GLENALLEN, Mo. – Bulldozers were clearing debris through tornado-damaged communities in Glenallen and Marble Hill on Thursday.

A deadly twister roared through parts of Bollinger County during the early morning hours on Wednesday.

“It’s by far one of the worst tornadoes I’ve ever seen,” said Joe Westervelt, a Glenallen resident.

Wind speed peaked at an estimated 130 miles per hour, according to the National Weather Service. Nearly 100 homes were either damaged or destroyed.

“It’s the most scared I’ve ever been in my life,” said Chris Masters. “I just prayed to God. When it was over, my kid and my wife were still with me.”
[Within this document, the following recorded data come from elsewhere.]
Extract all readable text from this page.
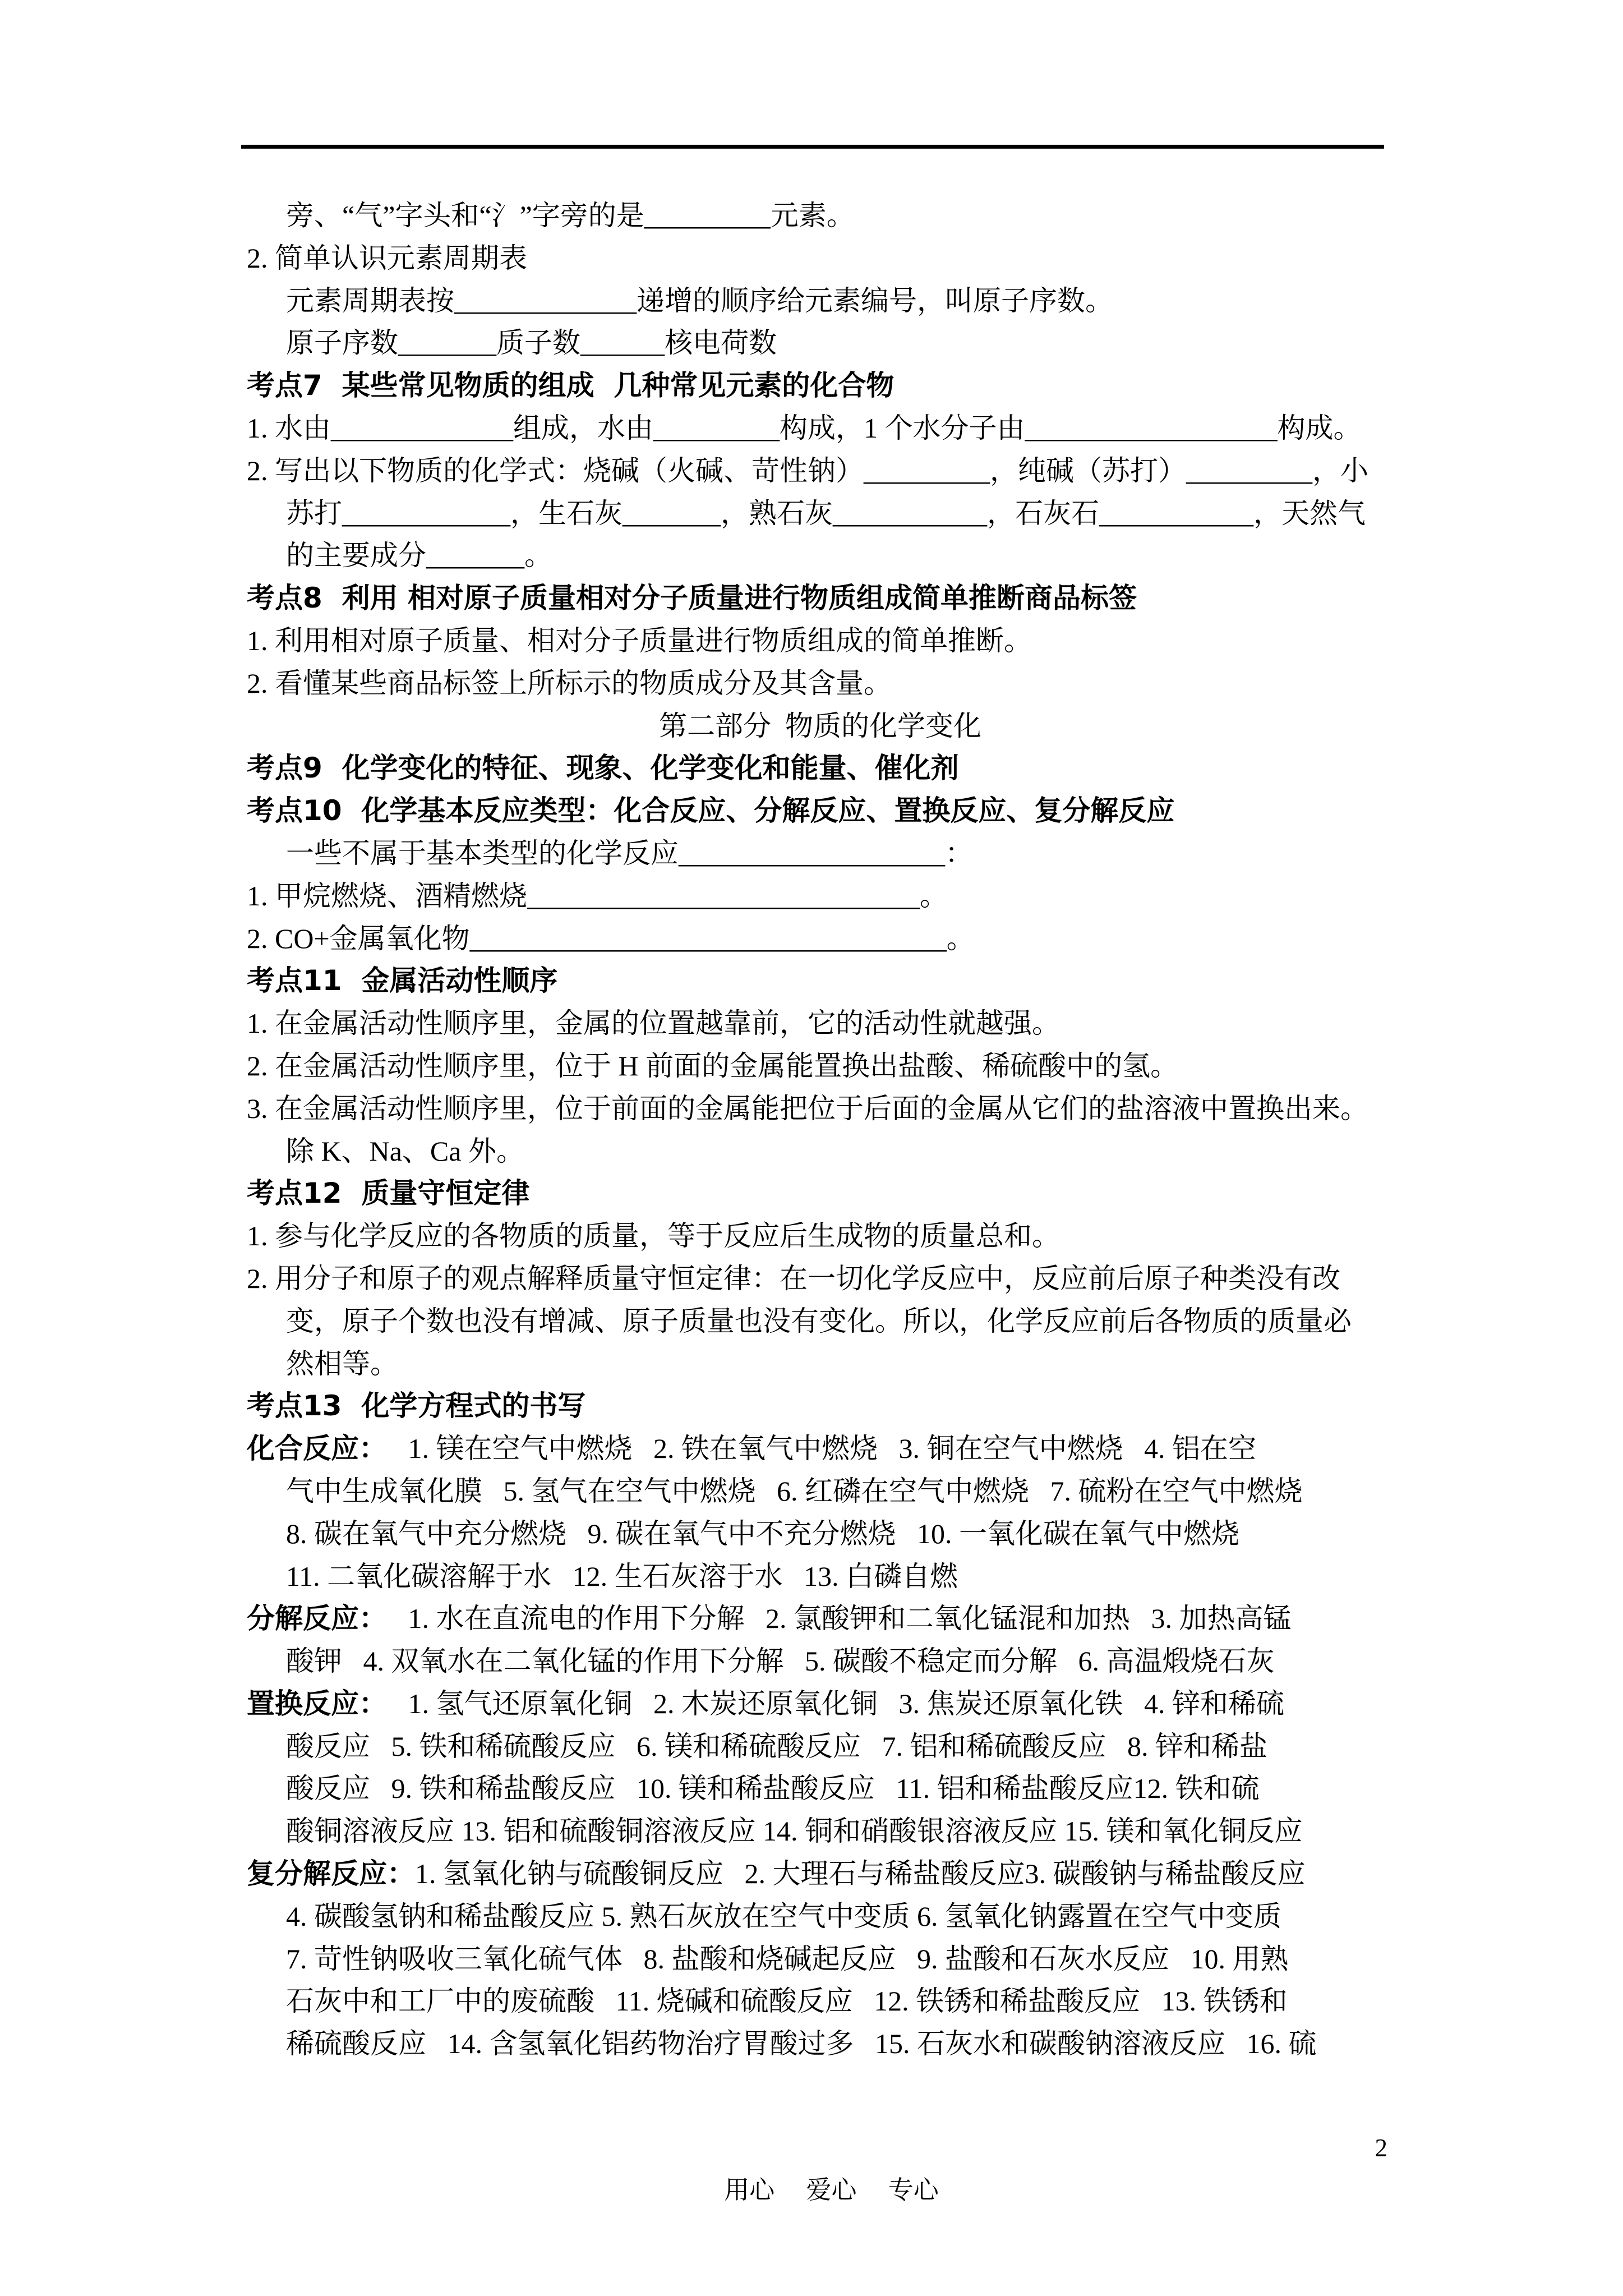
旁、“气”字头和“氵”字旁的是_________元素。
2. 简单认识元素周期表
元素周期表按_____________递增的顺序给元素编号，叫原子序数。
原子序数_______质子数______核电荷数
考点7  某些常见物质的组成  几种常见元素的化合物
1. 水由_____________组成，水由_________构成，1 个水分子由__________________构成。
2. 写出以下物质的化学式：烧碱（火碱、苛性钠）_________，纯碱（苏打）_________，小
苏打____________，生石灰_______，熟石灰___________，石灰石___________，天然气
的主要成分_______。
考点8  利用 相对原子质量相对分子质量进行物质组成简单推断商品标签
1. 利用相对原子质量、相对分子质量进行物质组成的简单推断。
2. 看懂某些商品标签上所标示的物质成分及其含量。
第二部分  物质的化学变化
考点9  化学变化的特征、现象、化学变化和能量、催化剂
考点10  化学基本反应类型：化合反应、分解反应、置换反应、复分解反应
一些不属于基本类型的化学反应___________________：
1. 甲烷燃烧、酒精燃烧____________________________。
2. CO+金属氧化物__________________________________。
考点11  金属活动性顺序
1. 在金属活动性顺序里，金属的位置越靠前，它的活动性就越强。
2. 在金属活动性顺序里，位于 H 前面的金属能置换出盐酸、稀硫酸中的氢。
3. 在金属活动性顺序里，位于前面的金属能把位于后面的金属从它们的盐溶液中置换出来。
除 K、Na、Ca 外。
考点12  质量守恒定律
1. 参与化学反应的各物质的质量，等于反应后生成物的质量总和。
2. 用分子和原子的观点解释质量守恒定律：在一切化学反应中，反应前后原子种类没有改
变，原子个数也没有增减、原子质量也没有变化。所以，化学反应前后各物质的质量必
然相等。
考点13  化学方程式的书写
化合反应：   1. 镁在空气中燃烧   2. 铁在氧气中燃烧   3. 铜在空气中燃烧   4. 铝在空
气中生成氧化膜   5. 氢气在空气中燃烧   6. 红磷在空气中燃烧   7. 硫粉在空气中燃烧
8. 碳在氧气中充分燃烧   9. 碳在氧气中不充分燃烧   10. 一氧化碳在氧气中燃烧
11. 二氧化碳溶解于水   12. 生石灰溶于水   13. 白磷自燃
分解反应：   1. 水在直流电的作用下分解   2. 氯酸钾和二氧化锰混和加热   3. 加热高锰
酸钾   4. 双氧水在二氧化锰的作用下分解   5. 碳酸不稳定而分解   6. 高温煅烧石灰
置换反应：   1. 氢气还原氧化铜   2. 木炭还原氧化铜   3. 焦炭还原氧化铁   4. 锌和稀硫
酸反应   5. 铁和稀硫酸反应   6. 镁和稀硫酸反应   7. 铝和稀硫酸反应   8. 锌和稀盐
酸反应   9. 铁和稀盐酸反应   10. 镁和稀盐酸反应   11. 铝和稀盐酸反应12. 铁和硫
酸铜溶液反应 13. 铝和硫酸铜溶液反应 14. 铜和硝酸银溶液反应 15. 镁和氧化铜反应
复分解反应：1. 氢氧化钠与硫酸铜反应   2. 大理石与稀盐酸反应3. 碳酸钠与稀盐酸反应
4. 碳酸氢钠和稀盐酸反应 5. 熟石灰放在空气中变质 6. 氢氧化钠露置在空气中变质
7. 苛性钠吸收三氧化硫气体   8. 盐酸和烧碱起反应   9. 盐酸和石灰水反应   10. 用熟
石灰中和工厂中的废硫酸   11. 烧碱和硫酸反应   12. 铁锈和稀盐酸反应   13. 铁锈和
稀硫酸反应   14. 含氢氧化铝药物治疗胃酸过多   15. 石灰水和碳酸钠溶液反应   16. 硫

用心     爱心     专心

2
The tornado took five lives. The Bollinger County Sheriff’s Office asked for prayers for the victims’ families and all those affected by the tornado.

The victims were identified as 37-year-old Jimmy Skaggs, 57-year-old Susan Sullivan, 16-year-old Destinee Keonig, 62-year-old Glenn Burks, and 18-year-old Michael McCoy.

The American Red Cross has established a shelter at Marble Hill Baptist Church and is providing meals.

“Even if they’re not staying overnight, they’re able to come here and get a cup of coffee and just kind of have a place to relax for a little bit,” said Amanda Smith, executive director for the Southeast Missouri and Northeast Arkansas Chapter of the American Red Cross.

The Salvation Army also partnered with a church to provide shelter and meals. Leaders from both agencies said financial contributions are the best way to help residents.

“We can hear from emergency managers and the local community what their needs are, and with those funds, we’re able to provide what they need,” said Gretchen Luke, emergency disaster services deputy division director for the Midland Division of the Salvation Army.

Donnie Vaughn, a volunteer with Dimension Church in Dexter, was handing out meals in Glenallen on Thursday. He said providing relief is a way to let residents know they will not face recovery efforts alone.

“The sun will shine again,” Vaughn said. “It may look hopeless right now, but there’s hope.”

“We’re a pretty, pretty tough people in general,” said Joe Westervelt.

He was unable to sleep in his home because of the damage.

“Chin up. Don’t give up,” Westervelt said.

Masters echoes those sentiments.

“We’ll stick together, and we will get through it,” he said.